The young protégé asked his mentor, “How do you know what is the right decision?” The mentor answered “From experience.”
“But how can I get experience?” The protégé asked. “Make some bad decisions.” was the mentor’s answer.
Experience is what you get when you don’t get what you want. As business owners, people look to us every day to make decisions. Customers are seldom conscious of the many things that have to go right for them to receive products or services correctly and on time. As an owner, however, you are all too aware that “There is many a slip ‘twixt cup and lip.”
Employees often believe that the owner wears an invisible superhero cape. “Decision Maker- scourge of evil problems!” It doesn’t occur to them that you may not know the answer, understand the problem, or even want to make a decision right now. You are the answer machine, spitting out solutions like fortunes from a carnival attraction.
When an owner makes a decision, he or she assesses the risks and accepts the consequences. Your decisions are holistic — encompassing multiple factors and balancing conflicting priorities. Is that customer important enough to warrant special handling? How much will it cost? What is the impact on other customers? Does it create the potential for unforeseen consequences?

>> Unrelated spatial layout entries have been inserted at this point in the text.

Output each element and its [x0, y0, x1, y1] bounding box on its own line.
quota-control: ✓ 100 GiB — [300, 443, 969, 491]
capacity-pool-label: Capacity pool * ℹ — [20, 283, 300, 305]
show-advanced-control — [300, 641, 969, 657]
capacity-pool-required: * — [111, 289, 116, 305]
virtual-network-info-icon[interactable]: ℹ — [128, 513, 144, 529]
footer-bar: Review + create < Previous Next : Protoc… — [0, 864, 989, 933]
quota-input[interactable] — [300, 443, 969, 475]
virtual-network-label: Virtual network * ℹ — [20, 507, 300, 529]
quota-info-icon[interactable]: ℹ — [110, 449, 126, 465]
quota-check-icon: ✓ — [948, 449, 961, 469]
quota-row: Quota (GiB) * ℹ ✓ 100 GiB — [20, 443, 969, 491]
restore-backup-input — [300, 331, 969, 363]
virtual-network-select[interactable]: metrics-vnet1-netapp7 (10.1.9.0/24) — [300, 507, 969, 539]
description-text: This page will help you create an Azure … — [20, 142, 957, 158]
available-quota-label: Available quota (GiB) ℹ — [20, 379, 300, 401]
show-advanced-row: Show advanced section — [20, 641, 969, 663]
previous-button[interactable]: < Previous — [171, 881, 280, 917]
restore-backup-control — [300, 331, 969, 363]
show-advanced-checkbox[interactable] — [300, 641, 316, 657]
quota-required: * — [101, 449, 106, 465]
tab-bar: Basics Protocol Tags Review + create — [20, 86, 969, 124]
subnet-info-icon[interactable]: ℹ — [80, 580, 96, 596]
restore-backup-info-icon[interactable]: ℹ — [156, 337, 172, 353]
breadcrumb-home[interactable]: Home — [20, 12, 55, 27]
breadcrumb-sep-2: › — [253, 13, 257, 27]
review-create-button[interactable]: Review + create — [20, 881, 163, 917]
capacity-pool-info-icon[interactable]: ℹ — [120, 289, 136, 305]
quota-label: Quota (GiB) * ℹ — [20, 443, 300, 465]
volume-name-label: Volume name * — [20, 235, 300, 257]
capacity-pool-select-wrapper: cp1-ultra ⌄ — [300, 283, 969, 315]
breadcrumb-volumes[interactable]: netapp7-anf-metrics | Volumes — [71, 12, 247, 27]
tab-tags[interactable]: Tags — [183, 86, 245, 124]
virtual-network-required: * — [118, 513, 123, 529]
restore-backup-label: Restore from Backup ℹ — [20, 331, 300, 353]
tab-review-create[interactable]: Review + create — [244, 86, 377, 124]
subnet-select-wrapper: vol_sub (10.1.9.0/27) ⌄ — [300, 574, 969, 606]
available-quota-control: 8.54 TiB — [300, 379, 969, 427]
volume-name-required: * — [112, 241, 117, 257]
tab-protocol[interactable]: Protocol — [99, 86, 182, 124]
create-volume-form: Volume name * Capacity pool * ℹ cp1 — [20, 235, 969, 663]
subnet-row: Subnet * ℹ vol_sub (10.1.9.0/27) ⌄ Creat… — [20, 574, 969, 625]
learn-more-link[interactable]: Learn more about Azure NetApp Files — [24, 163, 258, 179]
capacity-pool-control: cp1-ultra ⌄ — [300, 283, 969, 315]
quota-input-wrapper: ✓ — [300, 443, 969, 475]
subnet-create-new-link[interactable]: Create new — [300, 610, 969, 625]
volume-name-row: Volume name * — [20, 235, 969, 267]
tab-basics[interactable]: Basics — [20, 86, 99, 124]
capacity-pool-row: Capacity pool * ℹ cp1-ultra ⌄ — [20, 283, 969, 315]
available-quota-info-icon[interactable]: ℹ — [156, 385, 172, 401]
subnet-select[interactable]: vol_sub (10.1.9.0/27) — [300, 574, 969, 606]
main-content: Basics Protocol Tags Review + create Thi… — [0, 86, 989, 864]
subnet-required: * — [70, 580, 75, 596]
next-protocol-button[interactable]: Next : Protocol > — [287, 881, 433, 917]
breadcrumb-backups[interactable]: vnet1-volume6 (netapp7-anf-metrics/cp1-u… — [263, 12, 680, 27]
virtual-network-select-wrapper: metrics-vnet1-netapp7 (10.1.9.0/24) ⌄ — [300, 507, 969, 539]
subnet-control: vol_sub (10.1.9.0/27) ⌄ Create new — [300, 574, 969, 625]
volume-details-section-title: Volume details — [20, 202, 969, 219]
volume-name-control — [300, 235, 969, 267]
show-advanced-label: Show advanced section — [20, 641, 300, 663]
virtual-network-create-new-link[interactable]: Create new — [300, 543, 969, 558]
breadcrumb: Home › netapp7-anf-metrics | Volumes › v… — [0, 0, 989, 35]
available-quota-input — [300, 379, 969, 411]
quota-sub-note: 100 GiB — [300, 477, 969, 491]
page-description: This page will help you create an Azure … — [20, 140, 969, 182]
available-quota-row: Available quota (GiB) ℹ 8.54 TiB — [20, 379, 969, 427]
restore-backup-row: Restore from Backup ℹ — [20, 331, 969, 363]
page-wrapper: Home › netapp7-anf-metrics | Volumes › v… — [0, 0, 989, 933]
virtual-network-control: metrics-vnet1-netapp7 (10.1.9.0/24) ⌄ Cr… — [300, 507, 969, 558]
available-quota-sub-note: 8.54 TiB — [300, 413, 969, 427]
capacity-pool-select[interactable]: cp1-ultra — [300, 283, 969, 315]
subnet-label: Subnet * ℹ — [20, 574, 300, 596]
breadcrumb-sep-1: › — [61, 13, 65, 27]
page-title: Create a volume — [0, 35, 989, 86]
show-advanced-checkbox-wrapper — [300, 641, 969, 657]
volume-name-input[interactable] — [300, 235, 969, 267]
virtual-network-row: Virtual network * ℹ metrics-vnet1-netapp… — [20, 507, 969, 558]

The danger of a correct decision, one that produces an acceptable result, is that it often become unwritten policy. How many times has an employee said, “But I did the same thing that you told me to do the last time!” You look for the anomalies; the factors that are a bit different from the previous situation. The employee looks for a safe harbor; seeking an answer that he believes is pre-approved.
One of the most common requests from my clients is “How can I get my employees to think like me?” One way is to let them make mistakes, but that can be an expensive teaching tool. More often, we fall back on rules created around our past decisions.
But how do you know that a good decision was the best decision? I can’t count how many times I’ve created a process that worked. Weeks or months (and sometimes years) later an employee says, “Why don’t we just do this instead?” and I immediately realize that her suggestion is a big improvement. Maybe our organization has grown, or we’ve added new technology, but just as frequently we haven’t. It’s simply that I moved on once we had a solution that worked, and as long as it worked I left it alone.
Similarly, the employed decision makers in your organization are charged with producing a specific result. As parameters shift, they find ways to work around new obstacles. Once in a while I’ll discover that employees are working very hard, executing multiple work-arounds to produce a result that just isn’t that important. The original purpose long ago faded into insignificance, but good people are still knocking themselves out to maintain it.
Correct decisions, good decisions and the best decisions are three different things. Correct decisions are those which address the variables of a specific situation, and produce a desirable result. Good decisions are ones that produce the desired results every time. They can be made into policies.
The best decisions are good decisions that have been vetted for cost, efficiency and consistency. They’ve been reviewed periodically to make sure that their purpose and method remain relevant, and that they still deserve being treated as rules.
Delegating decision-making requires that you teach employees the difference.